Amanecer en movimiento: turismo ordenado y sostenible marca las ascensiones al Volcán Barú

El Parque Nacional Volcán Barú sigue siendo, sin dudas, uno de los principales atractivos de las áreas protegidas de Panamá, y ese interés por conocerlo y vivir la experiencia se incrementa en esta época de carnaval, donde la presencia de turistas nacionales y extranjeros se intensifica, especialmente por el puesto de control de Camiseta, ubicado en la entrada al volcán por el distrito de Boquete.

En esta época, el ascenso a pie es frecuente; desde las primeras horas de la noche y en la madrugada. Y es que el ascenso a oscuras forma parte esencial de esta experiencia turística.

A eso de las 3:00 am el tránsito aumenta; es el turno de los vehículos 4X4 de las empresas debidamente autorizadas para operar en la ruta. El registro previo online es vital para que, en el sitio, en menos de 30 minutos los 15 vehículos que trasladan turistas hasta la cima del Volcán Barú hagan su reporte de entrada. Uno tras otro ingresa casi en perfecta sincronía, reflejando la coordinación, disciplina y comunicación que mantienen los tours operadores con el personal de la sección de áreas protegidas y con los guardaparques en el sitio.

Entre los 15 vehículos transportan hasta 75 personas en la madrugada.

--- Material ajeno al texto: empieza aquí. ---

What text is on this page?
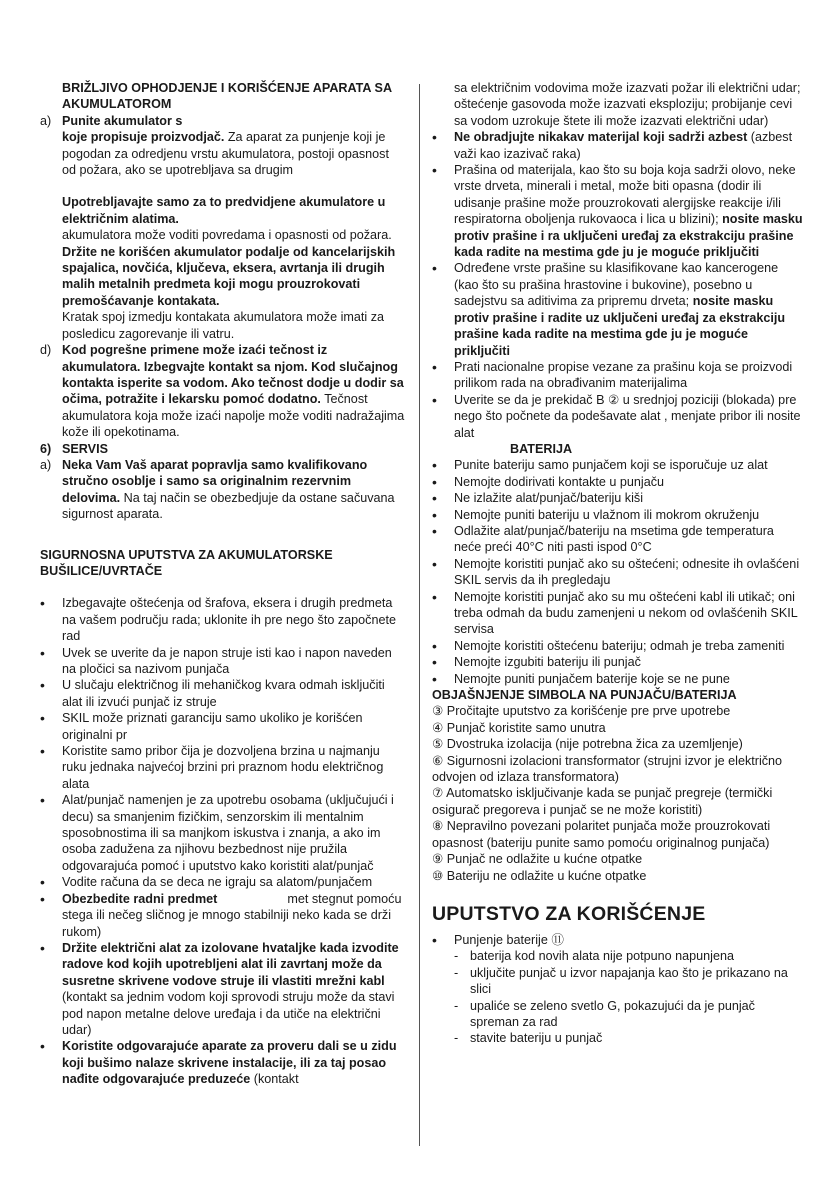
BRIŽLJIVO OPHODJENJE I KORIŠĆENJE APARATA SA AKUMULATOROM

a) Punite akumulator s

koje propisuje proizvodjač. Za aparat za punjenje koji je pogodan za odredjenu vrstu akumulatora, postoji opasnost od požara, ako se upotrebljava sa drugim

Upotrebljavajte samo za to predvidjene akumulatore u električnim alatima.

akumulatora može voditi povredama i opasnosti od požara.

Držite ne korišćen akumulator podalje od kancelarijskih spajalica, novčića, ključeva, eksera, avrtanja ili drugih malih metalnih predmeta koji mogu prouzrokovati premošćavanje kontakata.

Kratak spoj izmedju kontakata akumulatora može imati za posledicu zagorevanje ili vatru.

d) Kod pogrešne primene može izaći tečnost iz akumulatora. Izbegvajte kontakt sa njom. Kod slučajnog kontakta isperite sa vodom. Ako tečnost dodje u dodir sa očima, potražite i lekarsku pomoć dodatno. Tečnost akumulatora koja može izaći napolje može voditi nadražajima kože ili opekotinama.

6) SERVIS

a) Neka Vam Vaš aparat popravlja samo kvalifikovano stručno osoblje i samo sa originalnim rezervnim delovima. Na taj način se obezbedjuje da ostane sačuvana sigurnost aparata.

SIGURNOSNA UPUTSTVA ZA AKUMULATORSKE BUŠILICE/UVRTAČE

• Izbegavajte oštećenja od šrafova, eksera i drugih predmeta na vašem području rada; uklonite ih pre nego što započnete rad

• Uvek se uverite da je napon struje isti kao i napon naveden na pločici sa nazivom punjača

• U slučaju električnog ili mehaničkog kvara odmah isključiti alat ili izvući punjač iz struje

• SKIL može priznati garanciju samo ukoliko je korišćen originalni pr

• Koristite samo pribor čija je dozvoljena brzina u najmanju ruku jednaka najvećoj brzini pri praznom hodu električnog alata

• Alat/punjač namenjen je za upotrebu osobama (uključujući i decu) sa smanjenim fizičkim, senzorskim ili mentalnim sposobnostima ili sa manjkom iskustva i znanja, a ako im osoba zadužena za njihovu bezbednost nije pružila odgovarajuća pomoć i uputstvo kako koristiti alat/punjač

• Vodite računa da se deca ne igraju sa alatom/punjačem

• Obezbedite radni predmet                    met stegnut pomoću stega ili nečeg sličnog je mnogo stabilniji neko kada se drži rukom)

• Držite električni alat za izolovane hvataljke kada izvodite radove kod kojih upotrebljeni alat ili zavrtanj može da susretne skrivene vodove struje ili vlastiti mrežni kabl (kontakt sa jednim vodom koji sprovodi struju može da stavi pod napon metalne delove uređaja i da utiče na električni udar)

• Koristite odgovarajuće aparate za proveru dali se u zidu koji bušimo nalaze skrivene instalacije, ili za taj posao nađite odgovarajuće preduzeće (kontakt

sa električnim vodovima može izazvati požar ili električni udar; oštećenje gasovoda može izazvati eksploziju; probijanje cevi sa vodom uzrokuje štete ili može izazvati električni udar)

• Ne obradjujte nikakav materijal koji sadrži azbest (azbest važi kao izazivač raka)

• Prašina od materijala, kao što su boja koja sadrži olovo, neke vrste drveta, minerali i metal, može biti opasna (dodir ili udisanje prašine može prouzrokovati alergijske reakcije i/ili respiratorna oboljenja rukovaoca i lica u blizini); nosite masku protiv prašine i ra uključeni uređaj za ekstrakciju prašine kada radite na mestima gde ju je moguće priključiti

• Određene vrste prašine su klasifikovane kao kancerogene (kao što su prašina hrastovine i bukovine), posebno u sadejstvu sa aditivima za pripremu drveta; nosite masku protiv prašine i radite uz uključeni uređaj za ekstrakciju prašine kada radite na mestima gde ju je moguće priključiti

• Prati nacionalne propise vezane za prašinu koja se proizvodi prilikom rada na obrađivanim materijalima

• Uverite se da je prekidač B ② u srednjoj poziciji (blokada) pre nego što počnete da podešavate alat , menjate pribor ili nosite alat

BATERIJA

• Punite bateriju samo punjačem koji se isporučuje uz alat

• Nemojte dodirivati kontakte u punjaču

• Ne izlažite alat/punjač/bateriju kiši

• Nemojte puniti bateriju u vlažnom ili mokrom okruženju

• Odlažite alat/punjač/bateriju na msetima gde temperatura neće preći 40°C niti pasti ispod 0°C

• Nemojte koristiti punjač ako su oštećeni; odnesite ih ovlašćeni SKIL servis da ih pregledaju

• Nemojte koristiti punjač ako su mu oštećeni kabl ili utikač; oni treba odmah da budu zamenjeni u nekom od ovlašćenih SKIL servisa

• Nemojte koristiti oštećenu bateriju; odmah je treba zameniti

• Nemojte izgubiti bateriju ili punjač

• Nemojte puniti punjačem baterije koje se ne pune

OBJAŠNJENJE SIMBOLA NA PUNJAČU/BATERIJA

③ Pročitajte uputstvo za korišćenje pre prve upotrebe

④ Punjač koristite samo unutra

⑤ Dvostruka izolacija (nije potrebna žica za uzemljenje)

⑥ Sigurnosni izolacioni transformator (strujni izvor je električno odvojen od izlaza transformatora)

⑦ Automatsko isključivanje kada se punjač pregreje (termički osigurač pregoreva i punjač se ne može koristiti)

⑧ Nepravilno povezani polaritet punjača može prouzrokovati opasnost (bateriju punite samo pomoću originalnog punjača)

⑨ Punjač ne odlažite u kućne otpatke

⑩ Bateriju ne odlažite u kućne otpatke

UPUTSTVO ZA KORIŠĆENJE

• Punjenje baterije ⑪

- baterija kod novih alata nije potpuno napunjena

- uključite punjač u izvor napajanja kao što je prikazano na slici

- upaliće se zeleno svetlo G, pokazujući da je punjač spreman za rad

- stavite bateriju u punjač
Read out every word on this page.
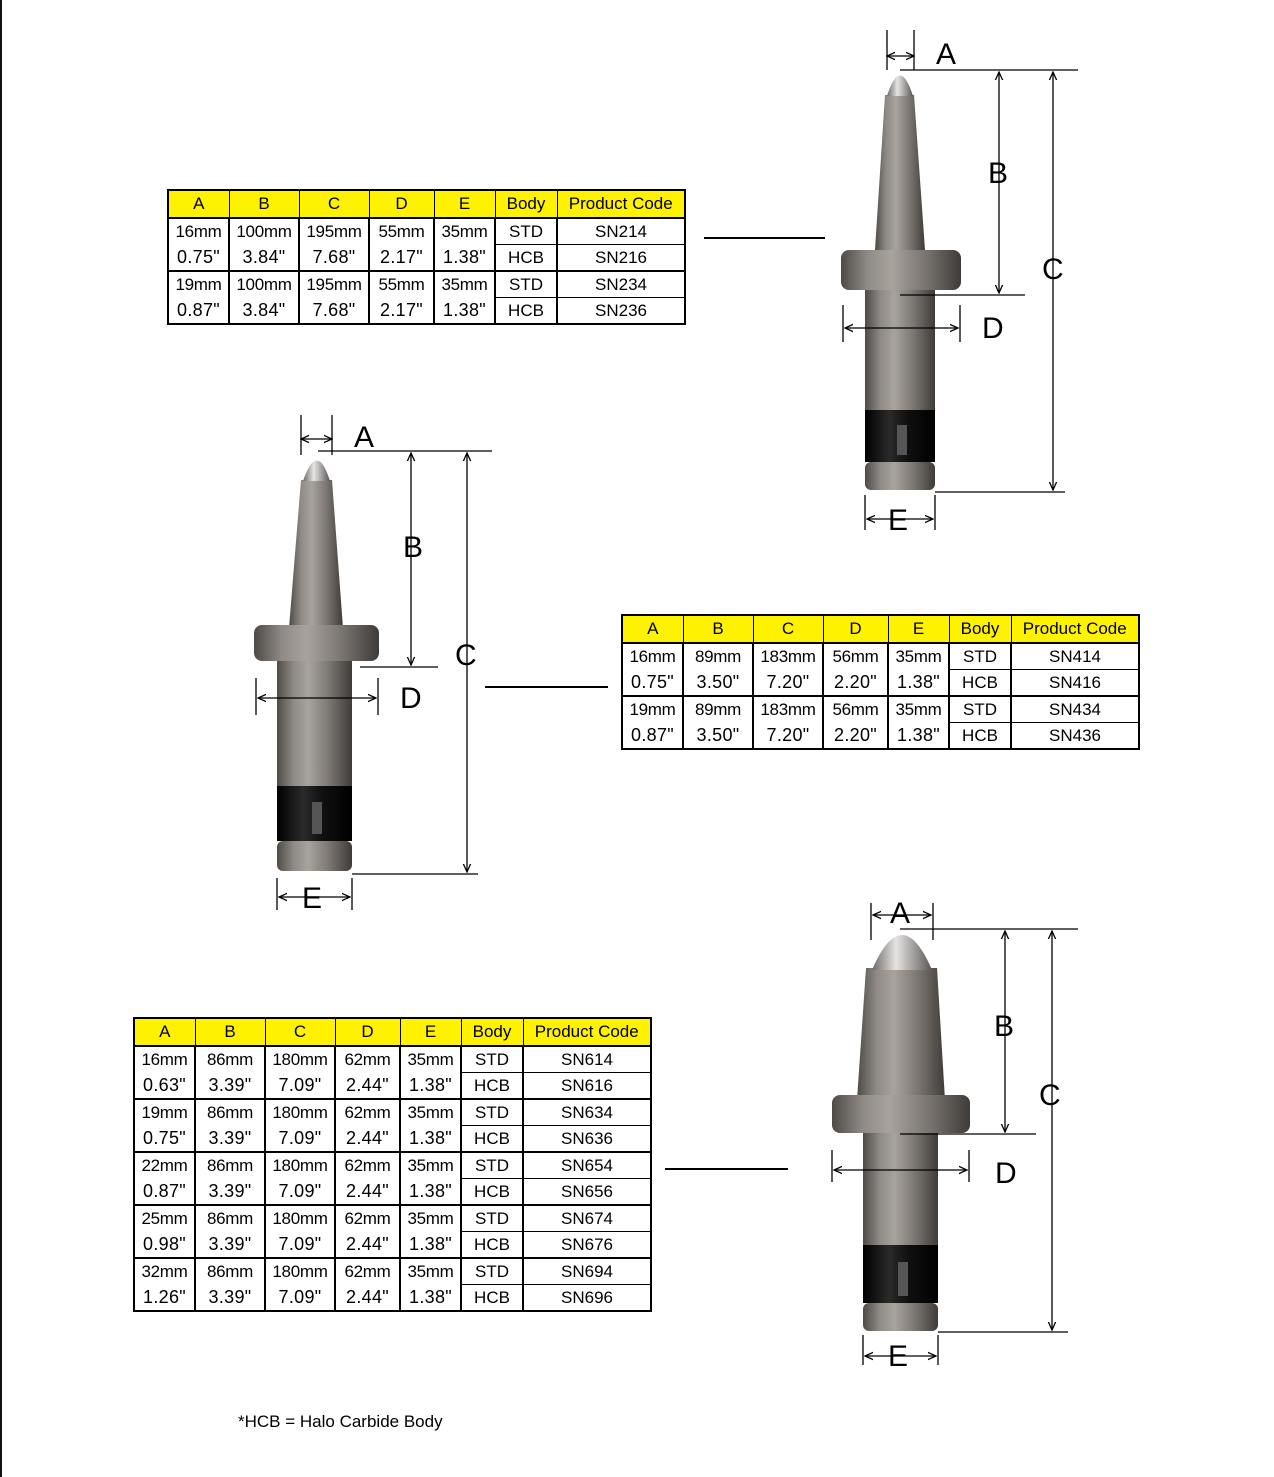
A	B	C	D	E	Body	Product Code
16mm	100mm	195mm	55mm	35mm	STD	SN214
0.75"	3.84"	7.68"	2.17"	1.38"	HCB	SN216
19mm	100mm	195mm	55mm	35mm	STD	SN234
0.87"	3.84"	7.68"	2.17"	1.38"	HCB	SN236
A	B	C	D	E	Body	Product Code
16mm	89mm	183mm	56mm	35mm	STD	SN414
0.75"	3.50"	7.20"	2.20"	1.38"	HCB	SN416
19mm	89mm	183mm	56mm	35mm	STD	SN434
0.87"	3.50"	7.20"	2.20"	1.38"	HCB	SN436
A	B	C	D	E	Body	Product Code
16mm	86mm	180mm	62mm	35mm	STD	SN614
0.63"	3.39"	7.09"	2.44"	1.38"	HCB	SN616
19mm	86mm	180mm	62mm	35mm	STD	SN634
0.75"	3.39"	7.09"	2.44"	1.38"	HCB	SN636
22mm	86mm	180mm	62mm	35mm	STD	SN654
0.87"	3.39"	7.09"	2.44"	1.38"	HCB	SN656
25mm	86mm	180mm	62mm	35mm	STD	SN674
0.98"	3.39"	7.09"	2.44"	1.38"	HCB	SN676
32mm	86mm	180mm	62mm	35mm	STD	SN694
1.26"	3.39"	7.09"	2.44"	1.38"	HCB	SN696
A
B
C
D
E
A
B
C
D
E	A
B
C
D
E
*HCB = Halo Carbide Body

Los turistas, en su mayoría nacionales y entre un 20% a 30 % provenientes de Europa, Asia y países latinoamericanos, guiados por la expectativa de presenciar el amanecer desde la cima, emprenden el recorrido que culmina con la aparición de los primeros rayos solares, un espectáculo natural que ilumina el horizonte y despierta emociones entre quienes logran llegar al punto más alto de Panamá. Muchos describen este momento como inolvidable y aseguran que regresarán para repetir la vivencia.

Entre las principales bondades que ofrece el Volcán Barú destacan su clima fresco, la posibilidad de observar dos océanos en días despejados, su biodiversidad única y la oportunidad de adentrarse en un entorno natural que combina aventura, fotografía y aprendizaje. La ruta, organizada por operadores certificados, garantiza una experiencia segura y respetuosa con el ambiente, generando un impacto positivo en la actividad turística regional.

De acuerdo con el plan de manejo del Parque Nacional Volcán Barú, el ingreso se regula en un turno de hasta 15 vehículos con 75 pasajeros y alrededor de 350 personas en total, a la vez, con el objetivo de conservar el ecosistema. Además, la normativa vigente prohíbe la entrada de envases de un solo uso, por lo que se recomienda a los visitantes portar botellas reutilizables, asegurar el manejo adecuado de sus desechos y cumplir las indicaciones del personal del parque. Estas medidas fortalecen la gestión sostenible de uno de los destinos más emblemáticos del país.